First complete edition in English of the works of Tacitus
in handsome contemporary binding

"A worke I take here in hande containing sundry changes, bloudie battailes, violent mutinees, peace full of cruelty and perill: four Emperors slaine with sword, three civil warres, forraine many more, and oft both at once: good success in East, bad in the West."-Tacitus, Histories

TACITUS, Cornelius. The Annales of Cornelius Tacitus. The Description of Germanie. 1604; The End of Nero and Beginning of Galba. Foure Bookes of the Histories of Cornelius Tacitus. The Life of Agricola. The Third edition. 1604. London: John Norton, (1605). Folio in sixes, contemporary full calf with gilt flower lozenge on center of both front and back
boards. $1900. 

First complete edition in English of the works of Tacitus, arguably the greatest of all Roman historians. 

Cornelius Tacitus was "the greatest historian of Imperial Rome. His first work was a dialogue that discussed the shortcomings of contemporary oratory. He followed this by a biography of his father-in-law Julius Agricola and by an ethnographical account of the German tribes. The former provides a useful description of Roman Britain, the latter contains one of the earliest representations of the Noble Savage. His fame rests however on his Annales (18 books, of which 11 and part of a 12th survive) and his Histories (12 books, of which 4 and part of a 5th survive), which related events from the death of Augustus to the Flavian period.

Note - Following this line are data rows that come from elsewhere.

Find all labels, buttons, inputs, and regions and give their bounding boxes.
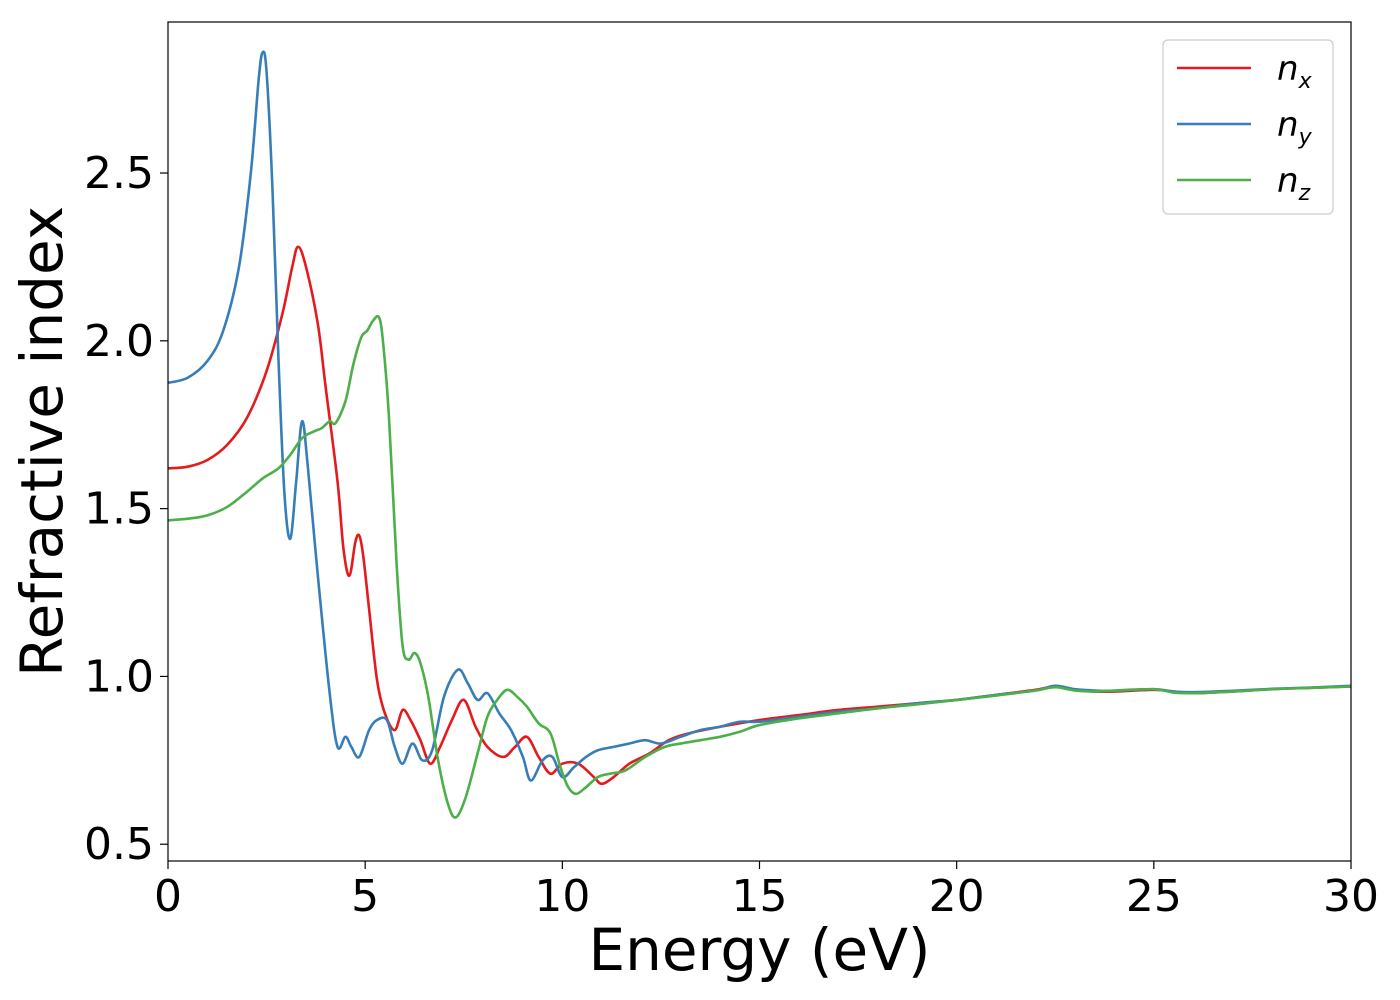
x-axis-ticks: 0 5 10 15 20 25 30 [154,861,1379,922]
y-axis-ticks: 0.5 1.0 1.5 2.0 2.5 [84,148,168,870]
legend-label-n-y: ny [1277,105,1313,150]
y-tick-label: 0.5 [84,819,154,870]
x-tick-label: 5 [351,871,379,922]
x-tick-label: 20 [929,871,985,922]
legend-box [1162,39,1334,215]
x-tick-label: 0 [154,871,182,922]
series-layer [168,50,1351,819]
legend-label-n-x: nx [1277,49,1313,94]
x-tick-label: 15 [732,871,788,922]
y-tick-label: 1.5 [84,484,154,535]
y-tick-label: 2.0 [84,316,154,367]
x-tick-label: 25 [1126,871,1182,922]
y-tick-label: 1.0 [84,651,154,702]
y-axis-title: Refractive index [8,206,76,677]
x-tick-label: 30 [1323,871,1379,922]
x-tick-label: 10 [534,871,590,922]
x-axis-title: Energy (eV) [588,916,930,984]
series-line-n-z [168,314,1351,819]
series-line-n-x [168,245,1351,786]
y-tick-label: 2.5 [84,148,154,199]
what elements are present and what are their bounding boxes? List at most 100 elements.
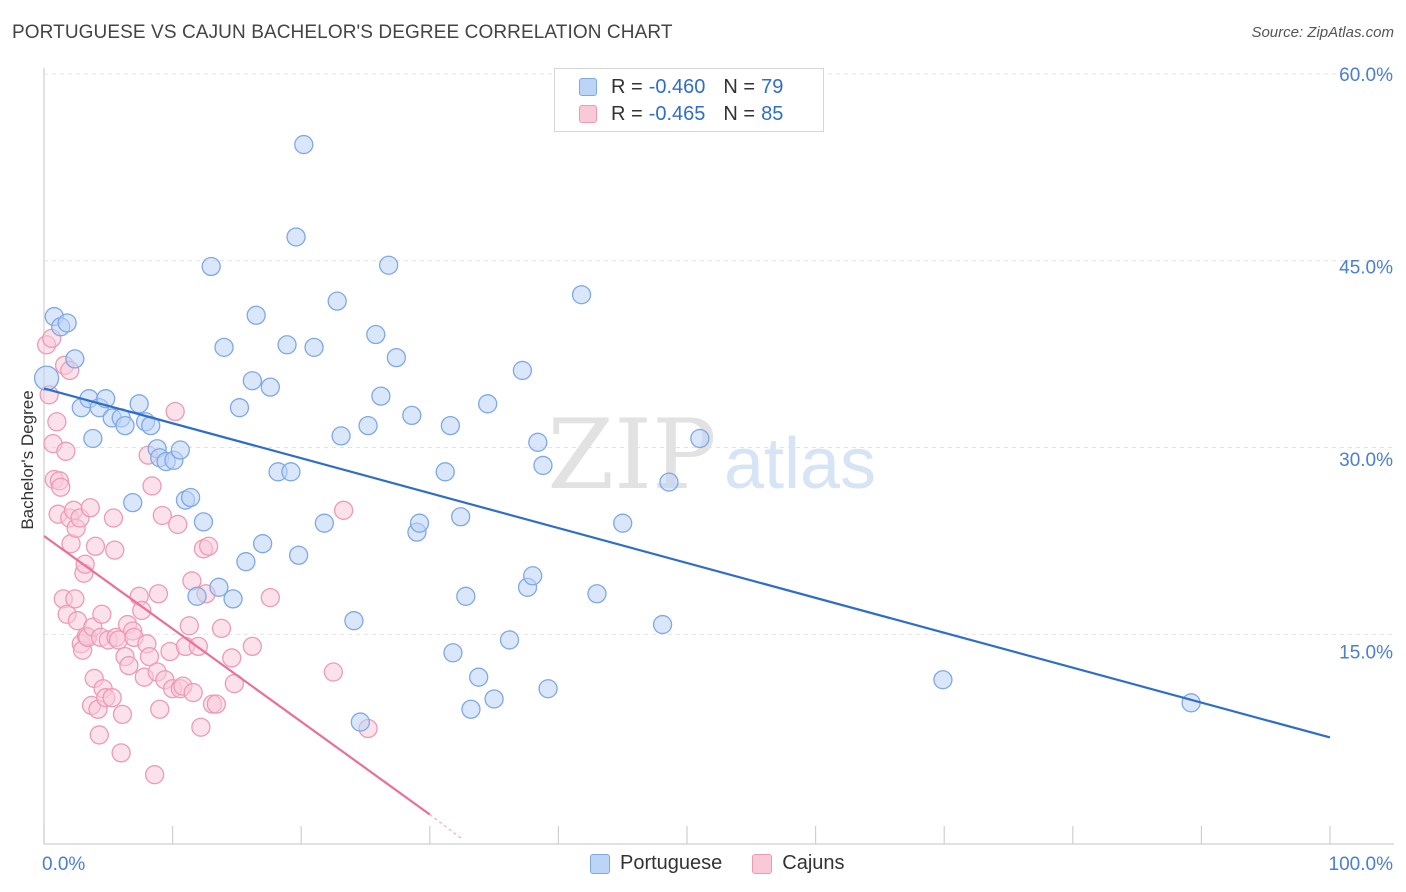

Tacitus' avowed aim was to keep alive the memory of virtuous actions so that posterity could judge them, and his great achievement was to have drawn a picture of how men must live under tyranny... The Agricola and the Histories were translated into English by Sir Henry Savile (1591), the Germania and Annales by Richard Greneway (1598); and after this Tacitus became in Donne's phrase the 'Oracle of Statesmen'..." (Drabble). The English translations by Greneway and Savile were hugely influential in Elizabethan England and are believed to have been significant Shakespeare sources. This 1604-05 edition brings the translations together in one edition for the first time. 

Provenance: from the libraries of J.E.B. Mayor (1825-1910), noted Latin scholar and Roman historian (highly regarded for his edition of Juvenal) and Fellow of  St John's College, Cambridge; and Robert George Windsor, the first Earl of Plymouth (1857-1923). 

Neat underlining throughout (probably in Mayor's hand). Repaired tear to top margin of title (not affecting text). Light marginal damstaining to first ten and last four leaves. One folding chart. General wear to binding. A handsome copy, impressively bound in contemporary calf.